Jamie Kelly • Williston Herald

Williston’s winter isn’t over just yet.

On Friday, a late-season storm blanketed much of the northwestern corner of the state with snow, and the National Weather Service predicted a big temperature drop for Saturday and Sunday.

Total accumulation from Friday’s storm was expected to be between 5 and 8 inches, according to Ken Simosko, a meteorologist with the NWS Bismarck office.

Williams County Emergency Manager Mike Smith said as he drove around Williams County Friday that the snow made roads slick all around the area.

Shortly before 6 p.m. Friday, the North Dakota Department of Transportation and North Dakota Highway Patrol issued a No Travel advisory that covered Crosby, Tioga, Williston, Watford City, New Town and surrounding areas.

Falling and blowing snow reduced visibility and made travel dangerous.

Smith said that near the confluence of the Yellowstone and Missouri rivers visibility was a quarter mile or less.

Wind chill values on Saturday could be as cold as minus 25 degrees, but it will be dry and sunny, Simosko said.

“It’s going to be cold all around,” he said.

Later on in the week highs aren’t expected to be much above 30, and lows will be around 10.

Last week’s storm wasn’t followed by a cold snap, but this one will be, because a series of clipper systems from Canada are following one after another, pulling in colder air.

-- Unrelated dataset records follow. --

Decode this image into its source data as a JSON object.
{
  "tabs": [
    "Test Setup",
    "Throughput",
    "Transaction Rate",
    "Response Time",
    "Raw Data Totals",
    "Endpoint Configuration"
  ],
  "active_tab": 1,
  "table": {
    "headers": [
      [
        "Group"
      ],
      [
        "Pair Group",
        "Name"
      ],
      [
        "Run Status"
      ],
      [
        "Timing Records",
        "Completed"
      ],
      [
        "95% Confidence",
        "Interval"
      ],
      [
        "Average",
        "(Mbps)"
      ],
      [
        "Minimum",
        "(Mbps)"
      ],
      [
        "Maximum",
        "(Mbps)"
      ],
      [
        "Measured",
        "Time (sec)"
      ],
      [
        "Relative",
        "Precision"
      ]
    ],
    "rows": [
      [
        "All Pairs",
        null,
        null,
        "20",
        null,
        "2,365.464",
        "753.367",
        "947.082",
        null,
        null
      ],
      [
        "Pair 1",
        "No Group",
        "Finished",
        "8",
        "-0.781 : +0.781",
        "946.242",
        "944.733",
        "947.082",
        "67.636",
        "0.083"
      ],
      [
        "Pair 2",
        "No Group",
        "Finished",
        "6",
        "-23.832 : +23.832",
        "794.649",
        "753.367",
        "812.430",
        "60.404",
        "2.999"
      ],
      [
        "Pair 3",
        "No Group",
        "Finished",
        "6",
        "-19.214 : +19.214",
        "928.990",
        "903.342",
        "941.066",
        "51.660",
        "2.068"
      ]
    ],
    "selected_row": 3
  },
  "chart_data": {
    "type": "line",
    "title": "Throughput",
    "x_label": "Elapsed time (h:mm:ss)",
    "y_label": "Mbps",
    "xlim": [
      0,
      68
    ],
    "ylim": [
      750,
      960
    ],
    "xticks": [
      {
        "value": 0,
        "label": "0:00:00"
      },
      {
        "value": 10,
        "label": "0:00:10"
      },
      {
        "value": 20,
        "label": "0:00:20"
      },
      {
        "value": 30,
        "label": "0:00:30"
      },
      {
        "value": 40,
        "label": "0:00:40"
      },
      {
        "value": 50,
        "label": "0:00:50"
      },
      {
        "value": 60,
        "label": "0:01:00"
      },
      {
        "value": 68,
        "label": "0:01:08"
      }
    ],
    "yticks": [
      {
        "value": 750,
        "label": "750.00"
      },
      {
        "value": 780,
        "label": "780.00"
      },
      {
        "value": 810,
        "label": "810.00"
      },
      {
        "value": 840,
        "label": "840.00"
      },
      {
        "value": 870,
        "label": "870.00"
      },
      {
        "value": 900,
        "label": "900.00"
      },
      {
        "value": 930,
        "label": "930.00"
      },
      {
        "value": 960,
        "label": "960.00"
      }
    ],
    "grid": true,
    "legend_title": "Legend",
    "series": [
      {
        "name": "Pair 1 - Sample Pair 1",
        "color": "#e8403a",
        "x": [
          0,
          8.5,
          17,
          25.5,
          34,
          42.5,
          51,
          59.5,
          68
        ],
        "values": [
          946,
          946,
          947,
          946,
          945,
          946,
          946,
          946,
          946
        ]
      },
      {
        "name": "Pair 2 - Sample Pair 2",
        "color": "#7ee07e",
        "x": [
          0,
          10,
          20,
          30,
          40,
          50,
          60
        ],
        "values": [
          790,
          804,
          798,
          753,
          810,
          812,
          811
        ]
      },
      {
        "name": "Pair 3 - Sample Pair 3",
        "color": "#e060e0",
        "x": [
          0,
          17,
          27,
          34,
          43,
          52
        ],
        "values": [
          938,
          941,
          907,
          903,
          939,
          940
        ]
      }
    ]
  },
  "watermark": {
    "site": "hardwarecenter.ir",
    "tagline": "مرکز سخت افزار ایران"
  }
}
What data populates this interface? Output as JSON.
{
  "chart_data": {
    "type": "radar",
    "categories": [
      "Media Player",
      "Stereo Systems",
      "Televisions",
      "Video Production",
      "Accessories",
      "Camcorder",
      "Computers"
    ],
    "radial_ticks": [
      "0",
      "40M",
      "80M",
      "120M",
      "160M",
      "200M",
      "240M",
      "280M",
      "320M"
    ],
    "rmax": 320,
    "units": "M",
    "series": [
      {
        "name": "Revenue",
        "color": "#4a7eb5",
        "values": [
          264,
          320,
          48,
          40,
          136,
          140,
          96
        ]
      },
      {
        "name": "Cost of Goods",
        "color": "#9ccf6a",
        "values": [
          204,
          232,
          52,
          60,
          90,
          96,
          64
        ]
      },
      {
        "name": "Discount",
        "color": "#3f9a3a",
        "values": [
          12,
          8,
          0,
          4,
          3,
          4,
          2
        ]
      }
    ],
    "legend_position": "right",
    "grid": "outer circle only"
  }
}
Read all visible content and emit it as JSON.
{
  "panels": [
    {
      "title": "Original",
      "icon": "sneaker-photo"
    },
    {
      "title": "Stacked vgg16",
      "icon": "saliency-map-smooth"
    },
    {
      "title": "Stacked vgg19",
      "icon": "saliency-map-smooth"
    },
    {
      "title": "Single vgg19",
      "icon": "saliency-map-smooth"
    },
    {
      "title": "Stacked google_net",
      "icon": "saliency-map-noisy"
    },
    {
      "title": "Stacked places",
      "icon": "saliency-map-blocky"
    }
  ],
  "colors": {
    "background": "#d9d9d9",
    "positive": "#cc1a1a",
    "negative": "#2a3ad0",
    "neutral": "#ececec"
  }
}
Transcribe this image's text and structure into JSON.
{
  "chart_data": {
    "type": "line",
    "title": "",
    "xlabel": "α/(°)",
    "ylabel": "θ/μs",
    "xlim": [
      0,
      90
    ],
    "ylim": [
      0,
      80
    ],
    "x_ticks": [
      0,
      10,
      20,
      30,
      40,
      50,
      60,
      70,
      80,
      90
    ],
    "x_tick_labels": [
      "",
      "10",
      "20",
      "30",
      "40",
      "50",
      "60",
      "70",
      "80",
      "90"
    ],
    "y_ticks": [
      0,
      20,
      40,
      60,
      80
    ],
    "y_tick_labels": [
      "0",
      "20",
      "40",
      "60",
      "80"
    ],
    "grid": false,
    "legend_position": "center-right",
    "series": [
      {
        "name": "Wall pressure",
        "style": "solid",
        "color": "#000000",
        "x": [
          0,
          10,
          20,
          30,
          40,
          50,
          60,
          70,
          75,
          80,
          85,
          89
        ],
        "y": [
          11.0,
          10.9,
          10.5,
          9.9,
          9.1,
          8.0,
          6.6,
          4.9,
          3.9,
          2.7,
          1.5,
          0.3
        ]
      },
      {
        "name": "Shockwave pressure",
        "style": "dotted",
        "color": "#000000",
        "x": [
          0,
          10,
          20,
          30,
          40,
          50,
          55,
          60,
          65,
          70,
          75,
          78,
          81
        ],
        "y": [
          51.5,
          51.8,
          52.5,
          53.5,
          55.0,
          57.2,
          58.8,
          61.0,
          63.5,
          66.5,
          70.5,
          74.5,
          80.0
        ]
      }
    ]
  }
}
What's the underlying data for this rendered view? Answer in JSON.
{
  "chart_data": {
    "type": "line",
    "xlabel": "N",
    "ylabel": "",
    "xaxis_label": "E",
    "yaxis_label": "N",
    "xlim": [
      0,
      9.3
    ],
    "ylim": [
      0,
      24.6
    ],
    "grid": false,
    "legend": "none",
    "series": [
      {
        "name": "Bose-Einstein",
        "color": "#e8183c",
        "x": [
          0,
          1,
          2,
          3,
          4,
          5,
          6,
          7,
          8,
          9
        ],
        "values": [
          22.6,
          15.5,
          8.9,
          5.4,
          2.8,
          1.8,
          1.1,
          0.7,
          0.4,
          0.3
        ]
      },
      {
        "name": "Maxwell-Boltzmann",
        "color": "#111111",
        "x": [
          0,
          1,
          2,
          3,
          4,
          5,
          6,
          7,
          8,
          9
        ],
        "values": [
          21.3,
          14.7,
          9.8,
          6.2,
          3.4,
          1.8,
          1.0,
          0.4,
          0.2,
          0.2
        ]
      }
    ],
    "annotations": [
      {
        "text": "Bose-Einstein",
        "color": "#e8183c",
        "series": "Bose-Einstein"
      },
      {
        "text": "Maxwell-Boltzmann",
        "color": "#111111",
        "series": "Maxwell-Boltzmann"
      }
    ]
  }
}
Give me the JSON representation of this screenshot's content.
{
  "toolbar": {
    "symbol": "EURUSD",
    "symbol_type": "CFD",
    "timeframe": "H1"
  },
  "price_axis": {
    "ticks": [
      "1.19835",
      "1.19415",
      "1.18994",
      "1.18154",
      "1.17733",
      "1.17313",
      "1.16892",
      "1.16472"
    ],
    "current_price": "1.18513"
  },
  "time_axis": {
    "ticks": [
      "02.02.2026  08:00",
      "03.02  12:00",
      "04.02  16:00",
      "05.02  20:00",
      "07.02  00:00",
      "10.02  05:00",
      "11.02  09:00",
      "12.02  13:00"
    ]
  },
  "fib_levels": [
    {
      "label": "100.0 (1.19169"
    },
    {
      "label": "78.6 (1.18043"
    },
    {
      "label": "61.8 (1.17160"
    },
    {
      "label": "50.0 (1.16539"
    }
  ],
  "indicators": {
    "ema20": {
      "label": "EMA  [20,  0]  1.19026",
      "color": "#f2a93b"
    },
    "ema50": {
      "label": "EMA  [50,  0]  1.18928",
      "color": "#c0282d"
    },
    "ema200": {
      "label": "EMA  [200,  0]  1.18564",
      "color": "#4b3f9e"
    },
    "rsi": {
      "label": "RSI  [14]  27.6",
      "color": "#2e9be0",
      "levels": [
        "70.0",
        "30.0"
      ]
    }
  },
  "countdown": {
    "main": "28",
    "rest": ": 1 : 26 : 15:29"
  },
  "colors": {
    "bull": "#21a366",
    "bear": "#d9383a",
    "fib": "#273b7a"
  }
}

Meanwhile, the NWS has extended the flood warning for the Missouri River near Williston until further notice. As of early Friday, the river was 25.3 feet, which is 3.3 feet above flood stage. At that level, oil well locations south and east of Williston are inundated, as are the wildlife management areas.

The river will crest around 25.8 feet by Monday morning, and then start to fall again, according to the NWS forecast.

“Maybe by Wednesday we might see things drop below flood stage,” Simosko said.

The ice jam that caused problems earlier this week on the Yellowstone River has moved onto the Missouri and was just downstream of the confluence of the two rivers on Friday.

The coming week’s cold temperatures might slow down the pace at which flooding recedes, Simosko said, but there are good signs from Montana.

“At least we see upstream there are some improvements,” he said.

Smith spent Friday checking on flooded areas. There are still roads that are flooded around the Missouri, and as the water continues to rise, more flooding is possible.

“We have to watch it and make sure it doesn’t rise too fast,” Smith said. “I’m going to be watching it all weekend.”